Uganda was the first country in sub-Saharan Africa to acknowledge the presence of HIV epidemic. Since then over 2.5 million people in the country have died due to AIDS and more than 120,000 people were infected with HIV in 2010. Currently there are 1.2 million people living with HIV infection in the country. Nearly every one has lost a close relative or friend due to this epidemic.
UAOWF’s response to this has been to contribute to prevention of new HIV infections through, Awareness raising, promotion of biomedical interventions such as condom use, behavior change methods such as abstinence and faithfulness in the case of married couples, addressing the social cultural, gender, structural factors that are seen as the current drivers of the epidemic through community dialogues and sensitization.
UAOWF in partnership with health facilities in the district carries out community HIV counseling and Testing outreaches, condom distribution, community mobilization and referral of clients to health centers for HIV services.
To address the social economic driver of the HIV epidemic UAOWF has been promoting vocational training for out of school girls. A tailoring center was established in 2012 where girls receive training in tailoring and embroidery.
While Uganda has made significant advance in promoting and improving maternal health over the past 15 years, approximately 6500 women die annually from complications during pregnancy or child birth. Most of these maternal deaths occur right before, during or just after delivery and most would have been prevented if these women receive timely and adequate maternal care.

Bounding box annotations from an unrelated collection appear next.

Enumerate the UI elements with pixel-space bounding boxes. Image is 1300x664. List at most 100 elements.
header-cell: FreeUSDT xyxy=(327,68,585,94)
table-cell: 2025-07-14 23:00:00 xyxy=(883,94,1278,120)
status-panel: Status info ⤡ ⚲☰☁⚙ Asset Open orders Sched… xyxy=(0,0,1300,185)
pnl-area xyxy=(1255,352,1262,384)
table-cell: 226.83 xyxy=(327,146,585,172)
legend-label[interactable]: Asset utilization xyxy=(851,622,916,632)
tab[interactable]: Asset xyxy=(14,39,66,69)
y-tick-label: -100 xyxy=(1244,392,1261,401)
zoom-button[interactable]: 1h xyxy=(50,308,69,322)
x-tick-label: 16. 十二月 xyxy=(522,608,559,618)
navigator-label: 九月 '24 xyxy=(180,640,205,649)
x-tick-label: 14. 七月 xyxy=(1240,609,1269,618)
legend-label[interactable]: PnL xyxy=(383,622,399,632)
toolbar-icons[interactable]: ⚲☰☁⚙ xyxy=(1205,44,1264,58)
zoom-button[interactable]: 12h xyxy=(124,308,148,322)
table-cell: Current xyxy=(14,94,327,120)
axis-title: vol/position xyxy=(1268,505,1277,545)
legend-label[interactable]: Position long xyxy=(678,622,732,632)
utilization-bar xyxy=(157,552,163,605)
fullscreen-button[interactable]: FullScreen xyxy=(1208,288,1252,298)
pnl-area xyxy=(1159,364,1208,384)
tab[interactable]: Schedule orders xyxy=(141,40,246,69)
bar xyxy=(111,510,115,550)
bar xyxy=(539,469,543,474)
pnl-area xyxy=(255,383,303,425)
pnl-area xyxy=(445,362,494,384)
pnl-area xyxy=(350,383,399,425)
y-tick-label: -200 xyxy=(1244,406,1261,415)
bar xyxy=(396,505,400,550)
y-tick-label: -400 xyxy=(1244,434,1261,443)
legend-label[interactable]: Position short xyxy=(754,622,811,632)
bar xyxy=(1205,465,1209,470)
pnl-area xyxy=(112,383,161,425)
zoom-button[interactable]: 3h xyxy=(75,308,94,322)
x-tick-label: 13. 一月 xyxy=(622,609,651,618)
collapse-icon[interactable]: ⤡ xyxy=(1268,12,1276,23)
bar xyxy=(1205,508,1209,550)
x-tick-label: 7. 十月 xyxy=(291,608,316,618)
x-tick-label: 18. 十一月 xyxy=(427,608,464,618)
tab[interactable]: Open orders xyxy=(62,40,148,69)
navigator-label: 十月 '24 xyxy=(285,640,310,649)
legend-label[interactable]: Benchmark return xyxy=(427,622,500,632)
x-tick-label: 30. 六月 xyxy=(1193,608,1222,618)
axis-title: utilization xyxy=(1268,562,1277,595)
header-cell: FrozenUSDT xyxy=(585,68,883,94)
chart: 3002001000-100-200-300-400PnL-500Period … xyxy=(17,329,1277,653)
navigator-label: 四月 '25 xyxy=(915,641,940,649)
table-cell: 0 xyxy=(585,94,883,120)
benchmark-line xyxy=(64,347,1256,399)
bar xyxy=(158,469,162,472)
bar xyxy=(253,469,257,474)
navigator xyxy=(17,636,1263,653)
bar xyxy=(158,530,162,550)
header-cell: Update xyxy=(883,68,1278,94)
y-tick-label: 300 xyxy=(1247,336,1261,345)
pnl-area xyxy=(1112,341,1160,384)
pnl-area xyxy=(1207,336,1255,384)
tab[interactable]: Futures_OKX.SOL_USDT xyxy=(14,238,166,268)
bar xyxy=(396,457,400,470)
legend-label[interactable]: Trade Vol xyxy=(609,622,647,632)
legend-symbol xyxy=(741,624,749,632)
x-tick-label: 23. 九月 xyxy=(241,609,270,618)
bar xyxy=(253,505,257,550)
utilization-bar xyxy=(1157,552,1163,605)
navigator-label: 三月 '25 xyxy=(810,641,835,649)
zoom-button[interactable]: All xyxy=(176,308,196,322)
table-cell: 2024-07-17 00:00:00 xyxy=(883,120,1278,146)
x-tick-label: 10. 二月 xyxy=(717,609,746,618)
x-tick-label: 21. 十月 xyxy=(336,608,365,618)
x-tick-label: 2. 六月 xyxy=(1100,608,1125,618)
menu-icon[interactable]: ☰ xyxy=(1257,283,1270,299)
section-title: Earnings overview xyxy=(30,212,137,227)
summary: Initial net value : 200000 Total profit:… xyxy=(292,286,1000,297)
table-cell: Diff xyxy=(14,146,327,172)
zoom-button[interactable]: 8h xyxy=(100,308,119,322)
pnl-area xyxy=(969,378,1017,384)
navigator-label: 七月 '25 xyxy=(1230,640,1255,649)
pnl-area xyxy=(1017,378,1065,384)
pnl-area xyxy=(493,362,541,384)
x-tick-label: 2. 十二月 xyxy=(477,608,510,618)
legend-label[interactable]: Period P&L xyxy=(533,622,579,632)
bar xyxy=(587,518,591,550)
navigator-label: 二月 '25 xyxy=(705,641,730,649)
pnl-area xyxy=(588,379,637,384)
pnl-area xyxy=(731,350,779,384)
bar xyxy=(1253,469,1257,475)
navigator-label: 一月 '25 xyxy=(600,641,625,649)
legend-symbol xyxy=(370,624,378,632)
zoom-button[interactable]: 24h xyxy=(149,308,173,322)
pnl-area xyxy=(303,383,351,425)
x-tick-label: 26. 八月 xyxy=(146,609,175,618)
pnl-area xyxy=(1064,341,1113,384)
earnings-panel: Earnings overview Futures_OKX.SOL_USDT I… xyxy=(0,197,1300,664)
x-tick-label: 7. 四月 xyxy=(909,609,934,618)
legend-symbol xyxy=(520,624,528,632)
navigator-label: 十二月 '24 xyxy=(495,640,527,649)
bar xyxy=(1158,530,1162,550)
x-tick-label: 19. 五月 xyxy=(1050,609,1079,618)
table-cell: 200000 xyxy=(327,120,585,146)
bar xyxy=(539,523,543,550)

Unfortunately less than half of Uganda women attend the recommended minimum of four antenatal care visits and only 57% of births take place in a health facility which is critical to ensuring they receive life saving care in the care of complications.
UAOWF in partnership with PACE is actively involved in promoting maternal health in Eastern Uganda through our community based approaches that first of all empower communities with knowledge about reproductive health and skills to raise local resources to finance their maternal health needs such as transportation to the health center antenatal, delivery and post delivery care. In his regard we have trained 20 community workers who are key resource persons in the community. These conduct community outreaches and education on safe motherhood and help women plan for and access facility based care. They also refer women to the nearest health facility for antenatal, delivery and postnatal services.
To help reduce the transportation bottlenecks experience by pregnant mother, UAOWF is working with local motorcycle taxi operators (boda bodas) to provide timely, affordable and reliable transportation to the health center for maternal related services.